Pat Sandra, een bekende Vlaamse chromatograaf, ziet met lede ogen aan dat de laatste generaties nog maar pakweg 5 % van hun tijd achter de apparatuur doorbrengen en vooral bezig zijn met hun resultaten (zie dubbelinterview Pat Sandra en Deirdre Cabooter). In zijn tijd zat je nog 90 % van je tijd achter je instrument. Bang dat dit de verdere ontwikkeling van zijn vak in de weg staat is hij niet, maar hij merkt wel op dat om überhaupt tot zinvolle data te kunnen komen, via zinvolle experimenten, je toch wel enige kennis van je meetinstrument moet hebben.

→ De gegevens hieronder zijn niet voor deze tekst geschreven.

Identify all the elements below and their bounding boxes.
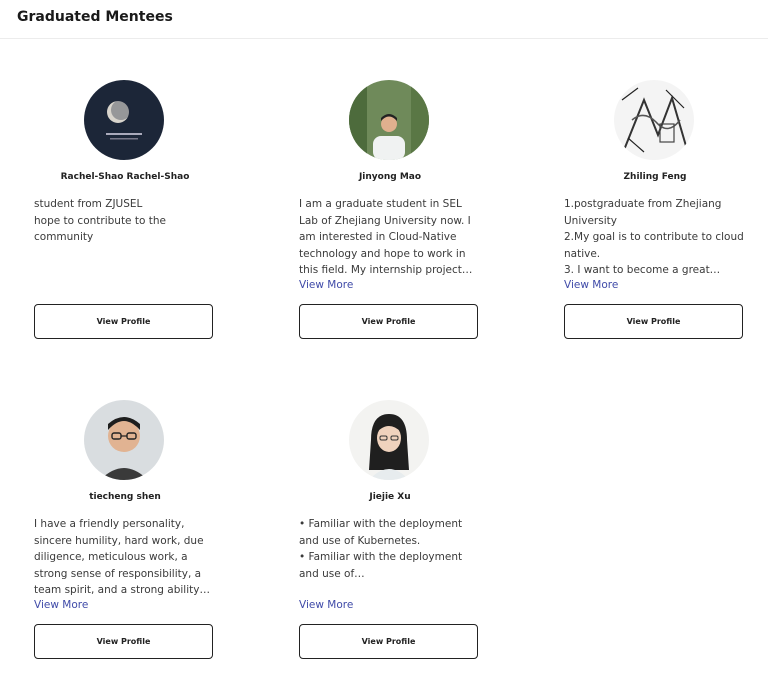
person-outdoor-avatar-icon[interactable] [349, 80, 429, 160]
view-profile-button[interactable]: View Profile [564, 304, 743, 339]
mentee-description: student from ZJUSEL hope to contribute t… [34, 198, 166, 244]
view-profile-button[interactable]: View Profile [299, 304, 478, 339]
mentee-name: Jinyong Mao [358, 172, 422, 182]
mentee-grid: Rachel-Shao Rachel-Shao student from ZJU… [0, 39, 768, 675]
moon-avatar-icon[interactable] [84, 80, 164, 160]
view-more-link[interactable]: View More [34, 599, 88, 611]
view-profile-button[interactable]: View Profile [34, 624, 213, 659]
view-more-link[interactable]: View More [299, 279, 353, 291]
section-title: Graduated Mentees [17, 9, 173, 25]
mentee-name: Zhiling Feng [623, 172, 687, 182]
mentee-description: • Familiar with the deployment and use o… [299, 518, 463, 580]
view-more-link[interactable]: View More [564, 279, 618, 291]
person-glasses-avatar-icon[interactable] [84, 400, 164, 480]
person-longhair-avatar-icon[interactable] [349, 400, 429, 480]
mentee-description: 1.postgraduate from Zhejiang University … [564, 198, 744, 277]
view-profile-button[interactable]: View Profile [299, 624, 478, 659]
mentee-description: I have a friendly personality, sincere h… [34, 518, 210, 597]
mentee-description: I am a graduate student in SEL Lab of Zh… [299, 198, 473, 277]
mentee-name: Rachel-Shao Rachel-Shao [60, 172, 190, 182]
view-profile-button[interactable]: View Profile [34, 304, 213, 339]
sketch-avatar-icon[interactable] [614, 80, 694, 160]
mentee-name: Jiejie Xu [369, 492, 411, 502]
mentee-name: tiecheng shen [89, 492, 161, 502]
view-more-link[interactable]: View More [299, 599, 353, 611]
section-header: Graduated Mentees [0, 0, 768, 39]
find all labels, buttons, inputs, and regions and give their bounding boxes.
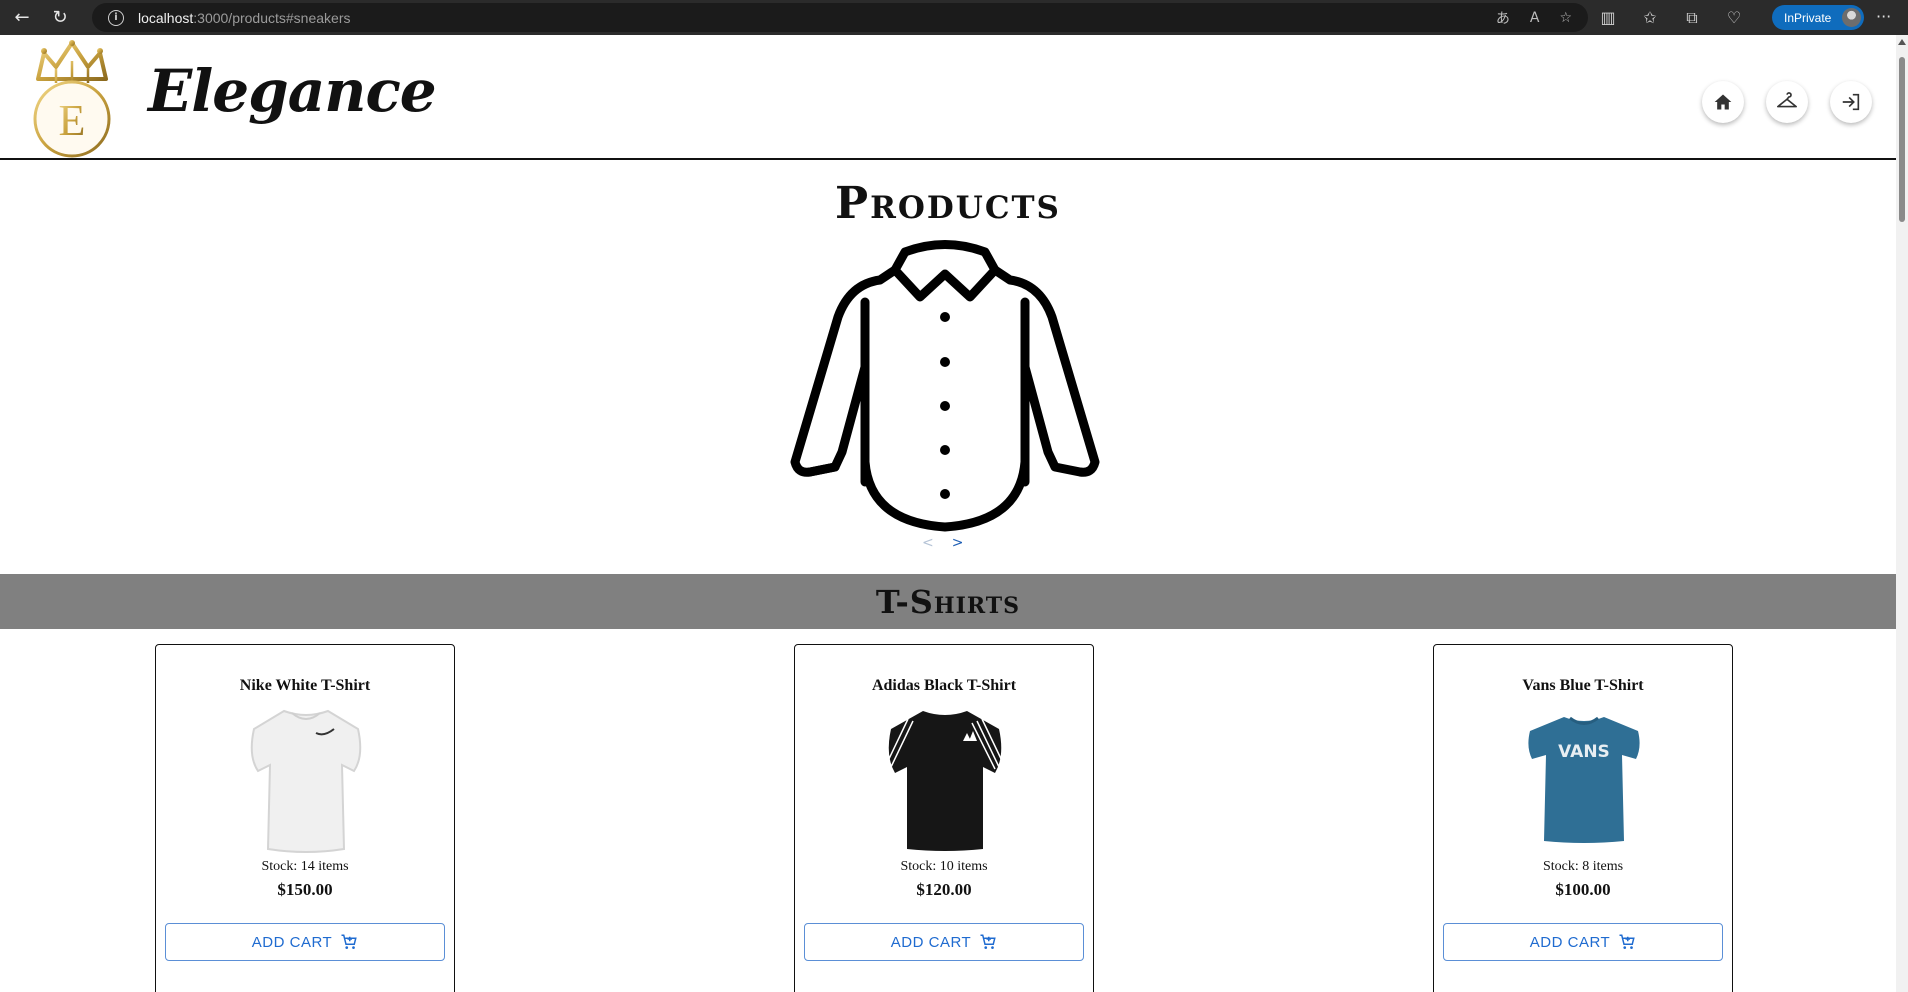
product-price: $120.00 [916, 880, 972, 899]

Als ik nu, als midden dertiger, terugkijk op mijn studietijd, dan kan ik concluderen dat ik deze trend als student mede heb gefaciliteerd. Ik besteedde toentertijd acht maanden aan een onderzoek waarbij dynamic light scattering (DLS) de hoofdtechniek vormde. Maar pas in de laatste maand, terwijl ik mijn thesis schreef, drong het tot mij door dat ik eigenlijk maar weinig van de basisprincipes begreep. Kortom, ik dook alsnog de boeken in en ging met een schuldig gezicht langs bij de technicus met mijn nog brandende vragen. ‘Geeft niet hoor, je bent niet de enige die hier zo laat mee komt’, was zijn respons.

En dan is DLS nog een ‘uitgekristalliseerde’ techniek. Als je, zoals Bart van Grinsven van de UM, een geheel nieuw bacteriedetectieplatform probeert te ontwikkelen, moét je die principes wel in je rugzak hebben zitten. Recentelijk nog switchte de onderzoeker naar thermal wave transport analysis (TWTA), omdat die methode hem meer grip geeft op bacteriën als E. coli en S. aureus. Dat deze technologieontwikkeling – zoals altijd – niet over één nacht ijs gaat, laat het ‘gesprek’ zien dat Van Grinsven aangaat met de Wageningse onderzoeker Aart van Amerongen. C2W vroeg Van Amerongen net als eind vorig jaar te reageren op de recentste publicatie van de Maastrichtse onderzoeker (zie ‘Bacterietest maakt volgende stap’).

Elke zekere stap op dit pad kun je – met wat geluk – publiceren. Dat is essentieel voor kans op financiering voor vervolgonderzoek. Hun werk naar een hoger level tillen, is wat ook ontwikkelaars van wetenschappelijke software binnen de academie het liefst zouden doen (zie opinie ‘Focus op software’). Maar daarvoor is een paradigmashift nodig, zo lees ik de opinie: een nieuwe softwarerelease zouden financiers als publicatie moeten aanmerken. ‘Artikelen als currency van erkenning’, zoals Egon Willighagen van de UM het omschrijft.

Nieuwe generaties onderzoekers, technieken en onderzoeksvelden vragen om een open benadering met een gezonde kritische blik. Dan zie je journals geleidelijk ruimte gaan schenken aan de voor ons veld zo onmisbare software. En laat vooral de jeugd met de doorgewinterde garde aan tafel plaatsnemen, want dan volgt een feestmaal, zoals Deirdre Cabooter en Sandra in hun dubbelinterview zo mooi laten zien.